Rewind Review

“Being John Malkovich” has always been an enigma to me.

I was first made aware of the film when I was in high school and had just begun falling in love with movies, but admittedly I didn’t know much about it. I pretty much only knew it as that weird movie in which there are multiple John Malkovichs. I think I was vaguely aware that the film had been nominated for a few Oscars following its release in 1999, but I was never really sold on the idea of watching it.

And yet, over the years, I was always acutely aware of the film’s existence. I made a hypothesis of sorts in my head over what the film was actually about. It was an oddball film that I hadn't seen, and it was fun to wonder what wild things might be hidden in its story. 

This week I finally decided to watch “Being John Malkovich,” and while the film wasn’t exactly what I expected it to be, it did certainly provide the experience I was looking for. 

To put it plainly, “Being John Malkovich” is one of the wackiest movies I have ever seen.

The film is about a small group of people who discover a strange tunnel that, when crawled through, allows them to enter the mind of actor John Malkovich and experience his life for 15 minutes before being spit out on a highway outside of New York City. During their 15 minutes in Malkovich’s head, people can quite literally experience the world from his perspective. They see through his eyes and feel the way he feels. They're metaphysically seated in his head, buckled up for a ride. The central characters of the film decide to take turns entering Malkovich’s mind, but ultimately they become obsessed with his life and try to take it over.

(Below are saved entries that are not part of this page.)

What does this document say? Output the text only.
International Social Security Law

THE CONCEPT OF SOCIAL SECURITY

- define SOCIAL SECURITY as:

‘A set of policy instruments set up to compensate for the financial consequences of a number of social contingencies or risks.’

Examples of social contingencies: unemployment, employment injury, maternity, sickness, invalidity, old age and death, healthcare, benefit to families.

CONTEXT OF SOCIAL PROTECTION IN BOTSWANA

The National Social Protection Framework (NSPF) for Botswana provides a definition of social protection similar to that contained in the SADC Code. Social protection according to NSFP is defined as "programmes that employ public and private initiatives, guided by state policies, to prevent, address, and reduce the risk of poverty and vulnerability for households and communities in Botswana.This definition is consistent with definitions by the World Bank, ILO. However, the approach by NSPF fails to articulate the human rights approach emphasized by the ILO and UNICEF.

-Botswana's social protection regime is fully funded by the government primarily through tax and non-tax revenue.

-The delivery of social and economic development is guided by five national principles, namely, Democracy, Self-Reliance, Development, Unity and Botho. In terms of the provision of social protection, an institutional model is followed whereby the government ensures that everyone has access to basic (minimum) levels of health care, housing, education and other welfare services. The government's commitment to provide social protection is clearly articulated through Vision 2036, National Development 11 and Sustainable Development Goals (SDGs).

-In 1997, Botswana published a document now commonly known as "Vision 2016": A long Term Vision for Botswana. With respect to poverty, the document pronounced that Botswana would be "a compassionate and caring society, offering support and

The story of “Being John Malkovich” is reminiscent of something you would expect to hear from some random stoned kid whom you don’t know at a party. (“Man, imagine if you could see the world through John Malkovich’s eyes and, like, control him like a puppet!”) It sounds super strange and you would never expect to actually see it in action. And yet, this movie not only exists but was nominated for several Oscars.

I kind of loved and hated this movie, but I mostly loved it.

I adored it for the pure absurdity of its concept and how its makers decided to execute that idea. All the characters in the movie are oddballs trying to find their way through life, and the way they ultimately settle upon a lifestyle is literally through John Malkovich. It’s a wild ride, and as the film goes on, it manages to build some decent emotional drama into the situation. “Being John Malkovich” turns into a strange analysis of one’s desire to be like someone else. The film is more than just Malkovich-inspired oddities — it actually has a very well-thought-out and delivered message about accepting who you are.

On the other hand, I kind of hated the movie because it was so bizarre. 

There was something about the experience of watching “Being John Malkovich” that was maddening. I’m not entirely sure what it was, though. Maybe it was the occasionally awful dialogue? Maybe it was the odd lack of a narrative direction? Maybe it was just the inexplicable and perplexing atmosphere of the whole film? I genuinely don’t know. In the most confusing of ways, the film simultaneously feels like the dumbest and most brilliant thing I’ve ever watched, and I don’t think my brain knows what to do with that. 

Moving on to a more concrete observation, the cast of the film was fantastic.

The main characters are portrayed by John Cusack, Cameron Diaz and Catherine Keener. They all did fantastic jobs embracing the bizarre nature of the film while still portraying their characters as genuine people. The real star of the show though is, unsurprisingly, John Malkovich, who plays himself. It is an absolute blast watching Malkovich in this film purely because it’s apparent how much fun he’s having. He gets into all sorts of wacky situations, and he really just eats them up. 

Side note: I love thinking about the meeting in which Malkovich was pitched this movie. He’s not a producer, writer or anything similar for the film, so that means that somebody else came up with this idea and brought it to him. What was his reaction? What was that conversation like? The world needs to know. 

“Being John Malkovich” was basically a meme of a movie, except it came out well before memes as we know them even existed. In that sense, you could say this movie was way ahead of its time. 

I have absolutely no clue how I would give any sort of rating to this movie, but I certainly recommend watching it. I had an absolute blast watching the movie, and there were multiple times I found myself almost hysterical at the events unfolding. It’s just a weird movie in almost every way I can think of. It almost feels like it shouldn’t exist, but it does, and I’m glad it does.